Cari

Siapakah Prabu Surawisesa? | Menakar Klaim Kesultanan Selaco (Selacau) Tasikmalaya

[Historiana] -  Fenomena Keraton Agung dan Sunda Empire saat ini tengah hangat menjadi perbincangan. Di wilayah Priangan Timur, tepatnya di Kecamatan Parung Ponteng, Desa Cibungur, Kampung Karangtengah, Kabupaten Tasikmalaya, juga diketahui ada kerajaan bernama Kesultanan Selacau.

Rodidin, "Sultan" Selaco Tasikmalaya

Sejak 2004, Kesultanan Selacau atau Selaco itu berdampingan dengan pemerintah daerah. Kesultanan Selaco didirikan oleh Raden Rohidin Patra Kusumah (40) dengan gelar Sultan Patra Kusumah VIII. Rohidin mengaku sebagai keturunan kesembilan Surawisesa, Maharaja Kerajaan Pajajaran yang kemudian di tahun 1527 dikudeta saudaranya sendiri.

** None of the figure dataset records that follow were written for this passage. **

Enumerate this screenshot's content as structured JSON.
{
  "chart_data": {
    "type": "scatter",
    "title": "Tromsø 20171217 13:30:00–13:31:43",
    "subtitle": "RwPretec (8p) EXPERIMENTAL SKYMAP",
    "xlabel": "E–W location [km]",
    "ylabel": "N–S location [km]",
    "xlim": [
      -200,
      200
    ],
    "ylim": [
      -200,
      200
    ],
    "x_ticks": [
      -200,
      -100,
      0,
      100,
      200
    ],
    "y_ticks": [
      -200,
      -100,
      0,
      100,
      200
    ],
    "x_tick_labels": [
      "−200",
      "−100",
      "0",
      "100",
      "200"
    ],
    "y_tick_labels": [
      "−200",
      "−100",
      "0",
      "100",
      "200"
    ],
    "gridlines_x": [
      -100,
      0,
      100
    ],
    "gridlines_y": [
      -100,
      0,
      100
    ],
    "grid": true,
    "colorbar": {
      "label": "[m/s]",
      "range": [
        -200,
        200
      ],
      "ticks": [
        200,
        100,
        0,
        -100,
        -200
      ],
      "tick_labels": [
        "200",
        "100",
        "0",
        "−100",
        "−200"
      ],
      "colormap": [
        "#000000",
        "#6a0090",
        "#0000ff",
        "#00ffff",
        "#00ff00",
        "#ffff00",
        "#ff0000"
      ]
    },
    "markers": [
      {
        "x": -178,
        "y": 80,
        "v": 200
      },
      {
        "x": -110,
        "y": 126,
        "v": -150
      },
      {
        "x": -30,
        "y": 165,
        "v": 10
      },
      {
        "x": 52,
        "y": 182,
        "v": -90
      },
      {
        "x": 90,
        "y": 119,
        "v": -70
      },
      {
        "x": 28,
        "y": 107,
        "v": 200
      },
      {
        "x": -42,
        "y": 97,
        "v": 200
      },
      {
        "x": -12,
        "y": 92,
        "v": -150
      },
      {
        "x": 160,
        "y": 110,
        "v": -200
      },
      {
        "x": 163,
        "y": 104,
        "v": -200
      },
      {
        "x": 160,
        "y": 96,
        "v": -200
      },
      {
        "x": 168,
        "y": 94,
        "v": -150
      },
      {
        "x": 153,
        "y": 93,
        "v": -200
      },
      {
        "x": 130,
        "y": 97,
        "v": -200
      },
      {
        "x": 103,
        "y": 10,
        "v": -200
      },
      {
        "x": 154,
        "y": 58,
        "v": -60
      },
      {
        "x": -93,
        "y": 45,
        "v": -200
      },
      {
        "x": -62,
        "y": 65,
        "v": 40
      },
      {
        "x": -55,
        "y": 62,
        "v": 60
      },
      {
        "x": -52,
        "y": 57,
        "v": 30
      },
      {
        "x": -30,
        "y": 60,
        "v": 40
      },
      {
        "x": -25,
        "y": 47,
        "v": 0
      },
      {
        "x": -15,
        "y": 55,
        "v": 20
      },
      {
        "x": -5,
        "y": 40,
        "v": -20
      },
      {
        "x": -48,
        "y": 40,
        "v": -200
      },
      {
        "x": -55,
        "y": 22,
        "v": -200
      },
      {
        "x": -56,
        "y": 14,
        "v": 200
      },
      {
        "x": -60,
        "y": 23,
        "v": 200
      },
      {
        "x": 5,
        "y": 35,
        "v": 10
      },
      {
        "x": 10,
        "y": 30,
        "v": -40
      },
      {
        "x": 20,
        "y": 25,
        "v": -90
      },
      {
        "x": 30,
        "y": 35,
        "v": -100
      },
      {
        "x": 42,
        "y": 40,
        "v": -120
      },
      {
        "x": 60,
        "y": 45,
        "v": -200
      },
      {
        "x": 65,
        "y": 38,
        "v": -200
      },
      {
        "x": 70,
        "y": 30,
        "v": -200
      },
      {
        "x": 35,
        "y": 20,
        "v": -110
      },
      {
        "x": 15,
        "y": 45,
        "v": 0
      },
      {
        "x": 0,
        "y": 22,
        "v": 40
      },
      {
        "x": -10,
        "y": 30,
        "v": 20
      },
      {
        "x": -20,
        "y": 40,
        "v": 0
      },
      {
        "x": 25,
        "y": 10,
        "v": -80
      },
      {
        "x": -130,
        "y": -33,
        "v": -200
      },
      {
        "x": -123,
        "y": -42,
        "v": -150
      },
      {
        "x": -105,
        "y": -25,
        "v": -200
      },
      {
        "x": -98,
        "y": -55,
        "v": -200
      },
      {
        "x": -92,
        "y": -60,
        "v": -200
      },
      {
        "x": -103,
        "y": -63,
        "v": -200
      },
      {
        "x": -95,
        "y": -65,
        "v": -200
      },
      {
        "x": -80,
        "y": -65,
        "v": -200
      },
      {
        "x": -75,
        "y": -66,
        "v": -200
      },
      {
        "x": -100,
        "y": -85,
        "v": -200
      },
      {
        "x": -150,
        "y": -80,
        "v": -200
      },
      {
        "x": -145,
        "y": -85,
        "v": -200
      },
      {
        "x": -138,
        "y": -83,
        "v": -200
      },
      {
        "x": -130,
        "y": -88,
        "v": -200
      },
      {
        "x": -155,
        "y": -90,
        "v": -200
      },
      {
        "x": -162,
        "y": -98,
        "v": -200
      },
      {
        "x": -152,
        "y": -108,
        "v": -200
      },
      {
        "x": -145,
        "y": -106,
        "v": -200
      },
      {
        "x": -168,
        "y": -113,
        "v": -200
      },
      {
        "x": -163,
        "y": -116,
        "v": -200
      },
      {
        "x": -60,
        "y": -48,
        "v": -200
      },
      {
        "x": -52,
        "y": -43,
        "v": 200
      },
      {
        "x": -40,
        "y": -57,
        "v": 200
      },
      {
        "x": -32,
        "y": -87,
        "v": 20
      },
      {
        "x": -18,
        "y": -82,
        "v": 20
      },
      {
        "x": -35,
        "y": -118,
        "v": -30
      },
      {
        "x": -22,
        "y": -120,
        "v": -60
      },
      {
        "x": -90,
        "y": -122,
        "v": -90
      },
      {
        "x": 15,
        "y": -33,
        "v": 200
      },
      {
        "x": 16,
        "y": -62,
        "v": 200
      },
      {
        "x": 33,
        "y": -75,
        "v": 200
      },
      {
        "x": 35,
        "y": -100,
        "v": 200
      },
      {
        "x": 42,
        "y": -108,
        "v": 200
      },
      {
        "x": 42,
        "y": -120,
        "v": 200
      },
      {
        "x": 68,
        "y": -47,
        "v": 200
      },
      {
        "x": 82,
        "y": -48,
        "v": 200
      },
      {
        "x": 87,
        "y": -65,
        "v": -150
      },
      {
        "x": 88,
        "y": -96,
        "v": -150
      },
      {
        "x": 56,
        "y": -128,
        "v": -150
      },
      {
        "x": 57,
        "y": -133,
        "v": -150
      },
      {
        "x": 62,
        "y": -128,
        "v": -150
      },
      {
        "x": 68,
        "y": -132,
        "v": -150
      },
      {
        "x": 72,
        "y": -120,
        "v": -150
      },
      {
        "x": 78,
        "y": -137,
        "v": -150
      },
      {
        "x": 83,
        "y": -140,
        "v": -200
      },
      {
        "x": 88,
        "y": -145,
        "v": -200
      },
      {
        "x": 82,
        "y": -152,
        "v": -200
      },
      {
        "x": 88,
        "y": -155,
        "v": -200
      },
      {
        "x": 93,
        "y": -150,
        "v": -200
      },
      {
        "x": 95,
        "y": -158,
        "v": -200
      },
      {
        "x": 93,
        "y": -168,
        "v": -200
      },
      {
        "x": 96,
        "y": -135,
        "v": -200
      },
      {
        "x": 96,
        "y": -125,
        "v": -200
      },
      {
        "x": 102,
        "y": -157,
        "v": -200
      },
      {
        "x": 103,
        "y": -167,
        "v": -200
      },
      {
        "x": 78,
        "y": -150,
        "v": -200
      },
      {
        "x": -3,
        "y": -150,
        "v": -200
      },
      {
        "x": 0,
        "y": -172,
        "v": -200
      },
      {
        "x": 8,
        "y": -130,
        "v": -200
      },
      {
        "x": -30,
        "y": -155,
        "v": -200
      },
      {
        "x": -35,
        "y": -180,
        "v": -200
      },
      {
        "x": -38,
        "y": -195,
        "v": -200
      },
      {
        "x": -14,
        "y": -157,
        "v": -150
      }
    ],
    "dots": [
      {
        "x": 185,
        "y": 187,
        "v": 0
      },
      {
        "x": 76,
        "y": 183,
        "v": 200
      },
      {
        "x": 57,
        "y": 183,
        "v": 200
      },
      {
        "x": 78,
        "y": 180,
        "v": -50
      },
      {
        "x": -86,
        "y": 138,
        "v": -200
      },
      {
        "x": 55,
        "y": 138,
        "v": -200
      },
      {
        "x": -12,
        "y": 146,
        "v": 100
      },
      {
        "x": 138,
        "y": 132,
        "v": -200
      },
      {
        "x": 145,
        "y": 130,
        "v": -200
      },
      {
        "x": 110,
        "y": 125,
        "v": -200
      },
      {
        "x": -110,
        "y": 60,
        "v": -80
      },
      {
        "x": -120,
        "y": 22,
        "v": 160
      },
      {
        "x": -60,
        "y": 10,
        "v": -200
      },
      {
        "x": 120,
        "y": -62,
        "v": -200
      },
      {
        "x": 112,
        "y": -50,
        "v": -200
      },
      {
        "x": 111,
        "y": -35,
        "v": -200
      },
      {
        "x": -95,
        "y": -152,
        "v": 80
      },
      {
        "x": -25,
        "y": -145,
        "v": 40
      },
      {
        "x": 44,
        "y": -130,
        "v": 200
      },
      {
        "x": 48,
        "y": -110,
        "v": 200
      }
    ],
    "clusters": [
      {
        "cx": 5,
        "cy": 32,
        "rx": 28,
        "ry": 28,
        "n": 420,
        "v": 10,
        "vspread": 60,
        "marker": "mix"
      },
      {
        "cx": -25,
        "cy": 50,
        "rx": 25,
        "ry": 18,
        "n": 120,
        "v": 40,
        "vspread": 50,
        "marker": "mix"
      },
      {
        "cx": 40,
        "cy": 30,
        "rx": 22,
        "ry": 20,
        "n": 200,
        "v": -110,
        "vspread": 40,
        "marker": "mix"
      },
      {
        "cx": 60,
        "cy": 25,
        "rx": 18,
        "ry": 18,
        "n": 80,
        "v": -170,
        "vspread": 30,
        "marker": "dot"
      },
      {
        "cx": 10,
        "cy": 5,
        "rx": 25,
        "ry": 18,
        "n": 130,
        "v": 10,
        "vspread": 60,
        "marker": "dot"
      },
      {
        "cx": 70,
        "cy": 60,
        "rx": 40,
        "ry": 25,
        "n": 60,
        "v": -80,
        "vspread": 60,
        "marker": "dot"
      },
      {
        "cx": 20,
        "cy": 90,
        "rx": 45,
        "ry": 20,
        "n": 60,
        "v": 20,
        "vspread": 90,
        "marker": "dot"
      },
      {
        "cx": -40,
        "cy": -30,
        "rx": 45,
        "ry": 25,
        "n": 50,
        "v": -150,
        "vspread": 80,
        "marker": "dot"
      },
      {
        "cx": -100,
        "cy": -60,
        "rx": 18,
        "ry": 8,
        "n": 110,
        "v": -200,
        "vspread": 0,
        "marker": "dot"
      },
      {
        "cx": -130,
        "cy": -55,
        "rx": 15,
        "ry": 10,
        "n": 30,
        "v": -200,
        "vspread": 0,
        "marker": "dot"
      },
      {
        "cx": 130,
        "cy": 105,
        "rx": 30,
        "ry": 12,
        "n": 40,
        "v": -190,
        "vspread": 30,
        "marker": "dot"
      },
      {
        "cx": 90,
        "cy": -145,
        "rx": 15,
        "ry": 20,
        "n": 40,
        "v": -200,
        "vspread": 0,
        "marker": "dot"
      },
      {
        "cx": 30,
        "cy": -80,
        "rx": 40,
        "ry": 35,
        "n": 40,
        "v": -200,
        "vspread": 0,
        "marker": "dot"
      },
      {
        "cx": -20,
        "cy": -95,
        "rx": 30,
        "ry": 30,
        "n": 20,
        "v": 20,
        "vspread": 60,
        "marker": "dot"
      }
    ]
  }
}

Beberapa pekan terakhir ini kita dihebohkan dengan keberadaan Kesultanan Selacau Tasimalaya. Pimpinan Kesultanan Selaco, Rohidin mengklaim turunan ke-8 dari Prabu Surawisesa. Siapakah Prabu Surawisesa?

Daftar Silisalh Kesultanan Selaco TAsikmalaya

Dalam masa pemerintahan Sri Baduga Maharaja (Prabu Siliwangi) mencatat adanya kerjasama Kerajaan Pajajaran dan Portugis terkait pelabuhan milik Pajajaran. Putera mahkota, Surawisesa diutus Pajajaran untuk perjanjian itu.Surawisesa adalah putera Sri Baduga Maharaja, Surawisesa dari permaisuri (garwa padmi) Kentring Manik Mayang Sunda dan juga cucu Prabu Susuktunggal. Ia dipuji oleh Carita Parahiyangan dengan sebutan "kasuran" (perwira), "kadiran" (perkasa) dan "kuwanen" (pemberani). Selama 14 tahun memerintah ia melakukan 15 kali pertempuran. Pujian penulis Carita Parahiyangan memang berkaitan dengan hal ini.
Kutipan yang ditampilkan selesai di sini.